Reputation: 2119
One of the most clearest examples I read about services/factories/providers was that they corresponded to: A car, a factory that gives you cars(e.g. red car, blue car), and a configurable factory that outputs cars(e.g. high-quality cars, low-quality cars)
The part that is confusing me though is the "everything is a singleton" explanation. From the above example I had assumed that a "service" was a singleton that returned itself, and that the factory and provider were singletons that returned objects(each one unique). That is, if one controller got a blue car, and the other a red car, they would be two separate cars.
I think though the confusion comes from factories being written in two different ways. In one way, you return an object. This makes it functionally equivalent to a "service". In the other way, you return a function which is an instantiable object so that anything using this factory can get new separate instances.
Is this correct? Of the two methods of writing a factory is any one of them an anti-pattern?
Upvotes: 0
Views: 167
Reputation: 7531
From a blog I wrote specifically to answer this question:
So here it is. I’m going to summarize then follow up with some examples:
Why have multiple ways? Primarily because some systems that sit on JavaScript like TypeScript and CoffeeScript generate code that dictates one approach over the other, so it's there for flexibility.

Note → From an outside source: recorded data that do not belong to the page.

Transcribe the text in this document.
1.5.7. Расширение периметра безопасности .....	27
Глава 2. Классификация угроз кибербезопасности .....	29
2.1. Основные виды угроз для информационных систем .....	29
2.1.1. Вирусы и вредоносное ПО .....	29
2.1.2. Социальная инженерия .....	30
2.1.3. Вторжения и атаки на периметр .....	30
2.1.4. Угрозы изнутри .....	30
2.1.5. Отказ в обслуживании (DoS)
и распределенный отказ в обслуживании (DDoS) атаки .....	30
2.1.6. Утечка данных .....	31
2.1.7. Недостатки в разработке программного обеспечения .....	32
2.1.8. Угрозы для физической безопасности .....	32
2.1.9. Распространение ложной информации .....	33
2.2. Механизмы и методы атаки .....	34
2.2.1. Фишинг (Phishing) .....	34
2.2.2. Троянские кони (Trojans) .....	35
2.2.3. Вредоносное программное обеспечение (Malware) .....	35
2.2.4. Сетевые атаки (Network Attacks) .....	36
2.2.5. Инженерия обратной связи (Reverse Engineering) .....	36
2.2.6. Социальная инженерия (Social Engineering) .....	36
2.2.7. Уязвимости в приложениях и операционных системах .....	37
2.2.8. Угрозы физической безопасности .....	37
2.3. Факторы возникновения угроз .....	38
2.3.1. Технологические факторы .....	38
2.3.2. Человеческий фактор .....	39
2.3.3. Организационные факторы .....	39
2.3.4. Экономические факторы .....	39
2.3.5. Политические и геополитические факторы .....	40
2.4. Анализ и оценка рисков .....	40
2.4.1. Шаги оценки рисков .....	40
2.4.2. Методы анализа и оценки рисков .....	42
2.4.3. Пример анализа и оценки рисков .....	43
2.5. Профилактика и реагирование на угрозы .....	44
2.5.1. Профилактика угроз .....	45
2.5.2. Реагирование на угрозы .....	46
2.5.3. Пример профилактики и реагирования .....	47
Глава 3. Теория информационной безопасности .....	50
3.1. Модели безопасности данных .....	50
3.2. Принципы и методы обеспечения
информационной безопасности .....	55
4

To see full post with examples: http://csharperimage.jeremylikness.com/2014/01/understanding-providers-services-and.html
Upvotes: 1
Reputation: 6711
What I have seen relations to is a factory is the equivalent of the revealing module design pattern in Javascript.
Module Design Pattern - Singelton:
var x = (function() {
var y = 1,
zMethod = function() {
return y + y;
}
return {
y: y,
z: zMethod
}
}());
Angular Factory:
angular.module('app', [])
.factory('x', function() {
var y = 1,
zMethod = function() { return y + y; }
return {
y: y,
z: zMethod
}
});
Helps to clarify what is going on behind the scenes... But this is just one of the three parts!